Re: vSAN - TCP Inbound Lose Rate

VMHero4Ever · ‎09-21-2020

Hi guys,

does anybody know or have the same behavior about the "TCP Inbound Loss rate".

We use vSAN 6.7U3 and got a small loss rate of 0.1% to 0.2% on all hosts.

Take a look to the screenshot below. It's from the performance view (host network - time range 24 hours) of two vSAN hosts.

It's interessing that we see this small loss rate most time outside of our business hours.

This is a VDI environment and so there is no really load on the servers before 6 am or at weekend.
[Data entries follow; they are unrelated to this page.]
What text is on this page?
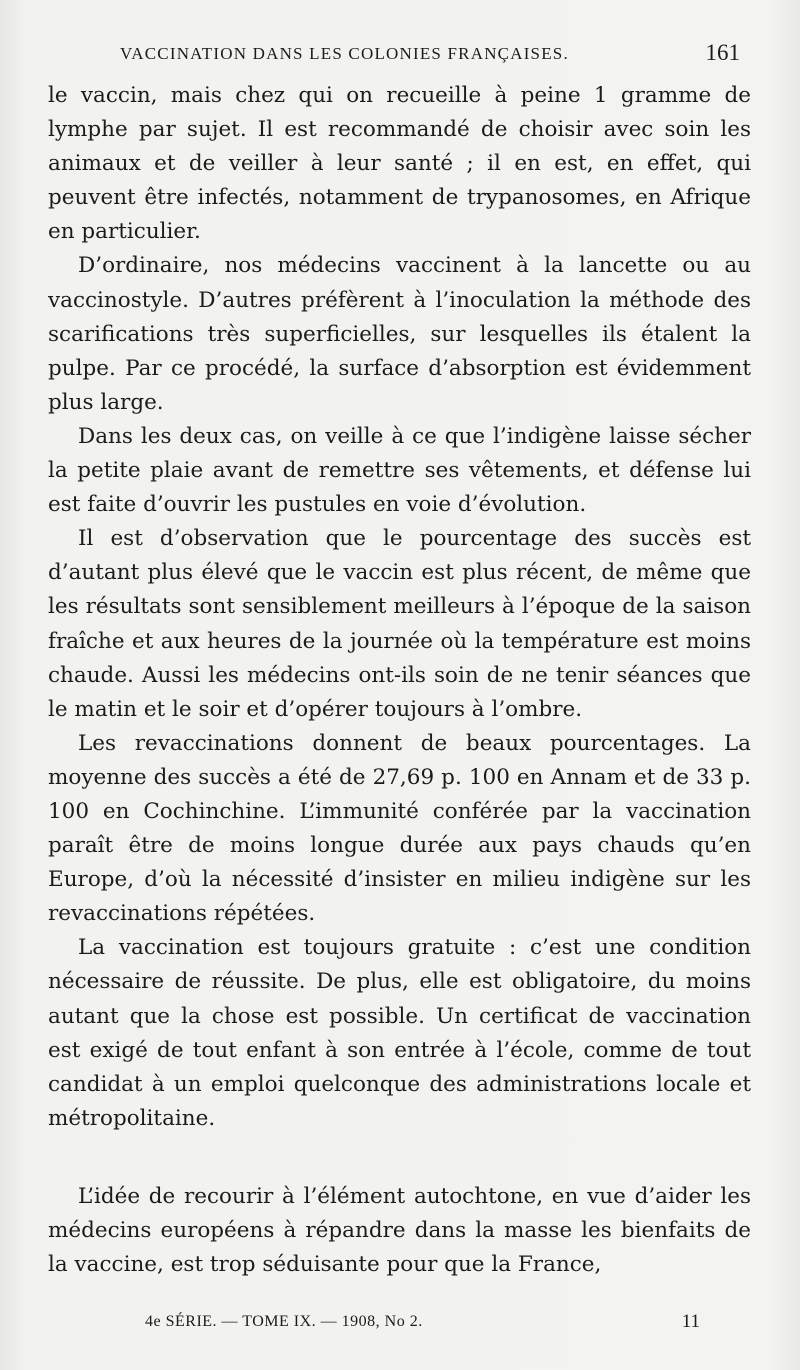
VACCINATION DANS LES COLONIES FRANÇAISES.	161

le vaccin, mais chez qui on recueille à peine 1 gramme de lymphe par sujet. Il est recommandé de choisir avec soin les animaux et de veiller à leur santé ; il en est, en effet, qui peuvent être infectés, notamment de trypanosomes, en Afrique en particulier.

D’ordinaire, nos médecins vaccinent à la lancette ou au vaccinostyle. D’autres préfèrent à l’inoculation la méthode des scarifications très superficielles, sur lesquelles ils étalent la pulpe. Par ce procédé, la surface d’absorption est évidemment plus large.

Dans les deux cas, on veille à ce que l’indigène laisse sécher la petite plaie avant de remettre ses vêtements, et défense lui est faite d’ouvrir les pustules en voie d’évolution.

Il est d’observation que le pourcentage des succès est d’autant plus élevé que le vaccin est plus récent, de même que les résultats sont sensiblement meilleurs à l’époque de la saison fraîche et aux heures de la journée où la température est moins chaude. Aussi les médecins ont-ils soin de ne tenir séances que le matin et le soir et d’opérer toujours à l’ombre.

Les revaccinations donnent de beaux pourcentages. La moyenne des succès a été de 27,69 p. 100 en Annam et de 33 p. 100 en Cochinchine. L’immunité conférée par la vaccination paraît être de moins longue durée aux pays chauds qu’en Europe, d’où la nécessité d’insister en milieu indigène sur les revaccinations répétées.

La vaccination est toujours gratuite : c’est une condition nécessaire de réussite. De plus, elle est obligatoire, du moins autant que la chose est possible. Un certificat de vaccination est exigé de tout enfant à son entrée à l’école, comme de tout candidat à un emploi quelconque des administrations locale et métropolitaine.

L’idée de recourir à l’élément autochtone, en vue d’aider les médecins européens à répandre dans la masse les bienfaits de la vaccine, est trop séduisante pour que la France,

4e SÉRIE. — TOME IX. — 1908, No 2.	11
We don't have any vSAN Host packet discards or drop rate. Only get this small loss rate. I also don't know if this have any impact to our environment.

Maybe anyone can clarify?

Regards,
VM-Master

depping · ‎09-21-2020

I have never seen this, maybe TheBobkin has

TheBobkin · ‎09-22-2020

Hello VMHero4Ever,

So one thing to note is that this potentially isn't just during normal business hours - it is a percent-based metric e.g. if you have 100 packets per second during quiet hours then 1 packet will be seen as 1%, but if you have 100,000 packets per second during the day then that same 1 packet will be 0.001% and thus not observed.

As with all performance graphs (not just in vSAN but pretty much any monitoring solution), these are designed to be reliable under normal/expected loads and can potentially be anomalous when there is near-zero IO.
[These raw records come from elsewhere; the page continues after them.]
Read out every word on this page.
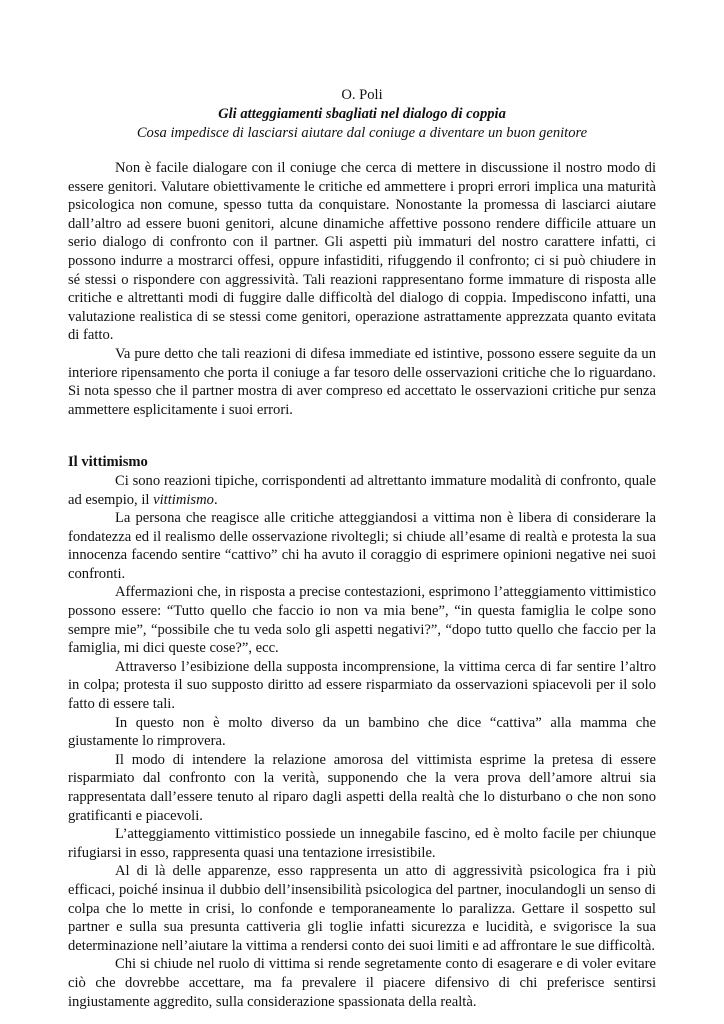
O. Poli
Gli atteggiamenti sbagliati nel dialogo di coppia
Cosa impedisce di lasciarsi aiutare dal coniuge a diventare un buon genitore

Non è facile dialogare con il coniuge che cerca di mettere in discussione il nostro modo di essere genitori. Valutare obiettivamente le critiche ed ammettere i propri errori implica una maturità psicologica non comune, spesso tutta da conquistare. Nonostante la promessa di lasciarci aiutare dall’altro ad essere buoni genitori, alcune dinamiche affettive possono rendere difficile attuare un serio dialogo di confronto con il partner. Gli aspetti più immaturi del nostro carattere infatti, ci possono indurre a mostrarci offesi, oppure infastiditi, rifuggendo il confronto; ci si può chiudere in sé stessi o rispondere con aggressività. Tali reazioni rappresentano forme immature di risposta alle critiche e altrettanti modi di fuggire dalle difficoltà del dialogo di coppia. Impediscono infatti, una valutazione realistica di se stessi come genitori, operazione astrattamente apprezzata quanto evitata di fatto.

Va pure detto che tali reazioni di difesa immediate ed istintive, possono essere seguite da un interiore ripensamento che porta il coniuge a far tesoro delle osservazioni critiche che lo riguardano. Si nota spesso che il partner mostra di aver compreso ed accettato le osservazioni critiche pur senza ammettere esplicitamente i suoi errori.

Il vittimismo

Ci sono reazioni tipiche, corrispondenti ad altrettanto immature modalità di confronto, quale ad esempio, il vittimismo.

La persona che reagisce alle critiche atteggiandosi a vittima non è libera di considerare la fondatezza ed il realismo delle osservazione rivoltegli; si chiude all’esame di realtà e protesta la sua innocenza facendo sentire “cattivo” chi ha avuto il coraggio di esprimere opinioni negative nei suoi confronti.

Affermazioni che, in risposta a precise contestazioni, esprimono l’atteggiamento vittimistico possono essere: “Tutto quello che faccio io non va mia bene”, “in questa famiglia le colpe sono sempre mie”, “possibile che tu veda solo gli aspetti negativi?”, “dopo tutto quello che faccio per la famiglia, mi dici queste cose?”, ecc.

Attraverso l’esibizione della supposta incomprensione, la vittima cerca di far sentire l’altro in colpa; protesta il suo supposto diritto ad essere risparmiato da osservazioni spiacevoli per il solo fatto di essere tali.

In questo non è molto diverso da un bambino che dice “cattiva” alla mamma che giustamente lo rimprovera.

Il modo di intendere la relazione amorosa del vittimista esprime la pretesa di essere risparmiato dal confronto con la verità, supponendo che la vera prova dell’amore altrui sia rappresentata dall’essere tenuto al riparo dagli aspetti della realtà che lo disturbano o che non sono gratificanti e piacevoli.

L’atteggiamento vittimistico possiede un innegabile fascino, ed è molto facile per chiunque rifugiarsi in esso, rappresenta quasi una tentazione irresistibile.

Al di là delle apparenze, esso rappresenta un atto di aggressività psicologica fra i più efficaci, poiché insinua il dubbio dell’insensibilità psicologica del partner, inoculandogli un senso di colpa che lo mette in crisi, lo confonde e temporaneamente lo paralizza. Gettare il sospetto sul partner e sulla sua presunta cattiveria gli toglie infatti sicurezza e lucidità, e svigorisce la sua determinazione nell’aiutare la vittima a rendersi conto dei suoi limiti e ad affrontare le sue difficoltà.

Chi si chiude nel ruolo di vittima si rende segretamente conto di esagerare e di voler evitare ciò che dovrebbe accettare, ma fa prevalere il piacere difensivo di chi preferisce sentirsi ingiustamente aggredito, sulla considerazione spassionata della realtà.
I have seen similar to what you have shared here from the back-end metrics we pull in host-bundles (basically a raw form of the stats.db data that we load into Grafana) but never correlated them to any issues and it ALWAYS seems to be inbound/Rx which to me indicates it is some packet (e.g. node-membership heartbeats) being received or registered twice and thus one dropped on the logical layers (e.g. vSwitch).

Are you able to narrow this down any further from the other graphs as to where in the logical layers this may be occurring?

The descriptions of what each graph at each level monitors can be found here:

VMware Knowledge Base

Are there any corresponding incrementing counters on the NICs? nicinfo.sh script (/usr/lib/vmware/vmware-support/bin/nicinfo.sh) run on a host will generate this information, but for checking any unexpected non-zero values it should be run (and saved) at least twice over time (e.g. so comparison can be done).

Bob

VMHero4Ever · ‎09-24-2020

Hi Bob,

thanks for that information.

What we already saw that something in one of our VM networks do an issue regarding "Receive length errors". So on all hosts we have few errors on the "Receive length errors" counter.

It's not really high and we are also not sure if this also cause of the "tcp inbound bound loss rate". I don't think so.

Here is the output of one nic (we got two per host) which manage vMotion traffic, vSAN traffic and also different VM Network traffic....

NIC: vmnic8

NICInfo:

Advertised Auto Negotiation: true

Advertised Link Modes: Auto, 40000BaseSR4/Full

Auto Negotiation: true

Cable Type: FIBRE

Current Message Level: 0

Driver Info:

NICDriverInfo:

Bus Info: 0000:87:00:0

Driver: i40en

Firmware Version: 7.10 0x800075ec 19.5.12

Version: 1.9.5

Link Detected: true

Link Status: Up

Name: vmnic8

PHY Address: 0

Pause Autonegotiate: false

Pause RX: false

Pause TX: false

Supported Ports: FIBRE

Supports Auto Negotiation: true

Supports Pause: true

Supports Wakeon: false

Transceiver:

Virtual Address: 00:50:56:58:98:f1

Wakeon: None

NIC statistics for vmnic8:

Packets received: 16959544308

Packets sent: 14730365567

Bytes received: 41506856918183

Bytes sent: 35450864462457

Receive packets dropped: 0

Transmit packets dropped: 0

Multicast packets received: 133120293

Broadcast packets received: 59140098

Multicast packets sent: 1009653

Broadcast packets sent: 132104

Total receive errors: 251

Receive length errors: 251

Receive over errors: 0

Receive CRC errors: 0

Receive frame errors: 0

Receive FIFO errors: 0

Receive missed errors: 0

Total transmit errors: 0

Transmit aborted errors: 0

Transmit carrier errors: 0

Transmit FIFO errors: 0

Transmit heartbeat errors: 0

Transmit window errors: 0

After one week the counter of "Receive length errors" will increase of 96.

If I check again the performance view of this host I can see permanent some percent of TCP inbound loss.

This host is a member of our server cluster.

Multiple hosts in this cluster have these kind of loss rate.

But some other hosts logs very different. For Example this...

There is no TCP inbound loss rate only a short time a TCP outbound retransmission rate.

All hosts in the cluster have equal components.

We try to figure our with physical device or VM send these "Receive length errors". This seems not to easy because in this network are very different devices like printers, scanners, server vms, etc.

Any ideas what else to check?

mattladewig · ‎11-20-2020

having the same issue, were you able to resolve this?